Malaysia to lead Southeast
Asia's medal hunt

Malaysia will spearhead Southeast Asia's hunt for gold at the Commonwealth Games in New Delhi, with the region's hopes resting mainly on badminton, squash, table tennis and possibly lawn bowling.

Malaysia won a record 10 gold medals when it hosted the Commonwealth Games in 1998, the first ever to be held in Asia. With 203 athletes headed to India - its largest contingent ever - Malaysia is confident it can reach at least the 1998 level.

"I hope to see our national anthem played at least 10 times," Malaysian Sports Minister Shabery Cheek said. "I hope our athletes will not doubt their own abilities but will press on."

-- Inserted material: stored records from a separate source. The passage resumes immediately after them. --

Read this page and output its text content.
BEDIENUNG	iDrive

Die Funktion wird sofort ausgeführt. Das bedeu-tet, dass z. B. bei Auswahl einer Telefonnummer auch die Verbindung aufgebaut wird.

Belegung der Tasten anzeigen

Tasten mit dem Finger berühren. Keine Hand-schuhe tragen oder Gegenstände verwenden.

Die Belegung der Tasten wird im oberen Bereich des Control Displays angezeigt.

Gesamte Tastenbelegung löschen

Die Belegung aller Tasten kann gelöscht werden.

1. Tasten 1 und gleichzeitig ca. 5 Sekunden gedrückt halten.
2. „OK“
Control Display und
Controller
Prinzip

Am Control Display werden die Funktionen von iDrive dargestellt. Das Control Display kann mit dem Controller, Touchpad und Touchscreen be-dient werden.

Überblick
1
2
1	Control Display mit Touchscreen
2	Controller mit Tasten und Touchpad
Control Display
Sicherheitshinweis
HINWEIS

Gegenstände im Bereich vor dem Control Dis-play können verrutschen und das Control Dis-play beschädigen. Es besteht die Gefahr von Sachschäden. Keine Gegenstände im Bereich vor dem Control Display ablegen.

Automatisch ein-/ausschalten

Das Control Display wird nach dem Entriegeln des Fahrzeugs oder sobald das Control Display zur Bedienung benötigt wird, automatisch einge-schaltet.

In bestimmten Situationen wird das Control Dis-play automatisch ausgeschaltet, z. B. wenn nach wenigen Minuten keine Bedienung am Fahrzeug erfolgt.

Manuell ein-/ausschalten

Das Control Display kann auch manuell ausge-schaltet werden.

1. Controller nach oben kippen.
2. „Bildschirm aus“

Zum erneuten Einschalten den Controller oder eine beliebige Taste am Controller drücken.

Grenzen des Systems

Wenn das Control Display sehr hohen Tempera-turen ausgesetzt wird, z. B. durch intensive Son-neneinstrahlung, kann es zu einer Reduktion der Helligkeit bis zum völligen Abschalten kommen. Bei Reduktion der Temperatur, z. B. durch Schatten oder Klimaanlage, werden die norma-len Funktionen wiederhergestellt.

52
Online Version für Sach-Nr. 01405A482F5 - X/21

Malaysia's best medal hopes are Lee Chong Wei, the top-ranked men's badminton player, and Nicol David, who won her fifth World Open title earlier this month in Egypt to celebrate 50 straight months as the world's top female squash player.

Lee, nursing a back injury he picked up during the world championships in Paris last month, proved his form by winning the recent Japan Open title, defeating Lin Dan of China 22-20, 16-21, 21-17.

"Chong Wei's immediate task is to ensure Malaysia secures the men's singles gold and help earn the team gold," National Sports Council director general Zolkples Embong said.

David is favored to win her first Commonwealth Games singles gold, the only major honor that has eluded her. She has a bye into the second round and her main rival is expected to be Jenny Duncalf of England.

David could end up with two medals as she resumes her partnership with Ong Beng Hee in mixed doubles. The third-seeded pair won silver in the event at the 2002 Manchester Games.

Malaysia is not expected to create any ripples in the pool, but its best medal prospect comes from synchronized divers Leong Mun Yee and Pandelela Rinung, who won bronze in the 10-meter platform at the world championships. However, Pandelela's double silver medal at the Youth Olympic Games in Singapore last month left the 17-year-old with a neck injury.

The Malaysian Lawn Bowls Federation has set a four-gold target in New Delhi, double its two-gold haul at the 2006 Melbourne Games. The medals were provided by Siti Zalina Ahmad in the women's singles and women's triples team.

The 31-year-old Siti Zalina, who will carry Malaysia's flag at Sunday's opening ceremony, is trying to become the first Malaysian to win a hat trick of gold medals in the games.

Also, top-ranked Safuan Said is a strong bet for the men's singles gold.

Singapore is not only sending its largest-ever contingent - 68 athletes and 34 officials - but also the youngest ever with 55 debutants and 29 athletes who are 21 and younger. They will compete in eight out of the 17 events.

Singapore's hopes rest on its table tennis team, which won four of the five golds at the last games in Melbourne. Making his debut at the games is Singapore Sports School student Pang Xue Jie, who is the youngest on his team at 18.

"I expect to see performances which demonstrate fighting spirit and are targeted at achieving personal bests," Singapore chef de mission Annabel Pennefather said. "If all our athletes approach their respective competitions with this mindset, for some their very best would translate to personal bests and-or new national records. For others it would mean medals."

Singapore is also taking part in synchronized swimming for the first time, represented by Gayle Esther Lee, a student at Stanford University in California.

"I love both swimming and artistic gymnastics, so I took up synchronized swimming as it's a combination of these two sports," she said.

Brunei, the tiny oil-rich sultanate on Borneo island, is sending 11 athletes, all of whom will compete in lawn bowling.

"I feel that we could get some surprise wins against the top teams like England, Ireland, Scotland, New Zealand, Australia and Malaysia," Brunei lawn bowling coach Eric Johannes said.

Brunei has never won a medal of any color since it began participating at the Commonwealth Games in 1990.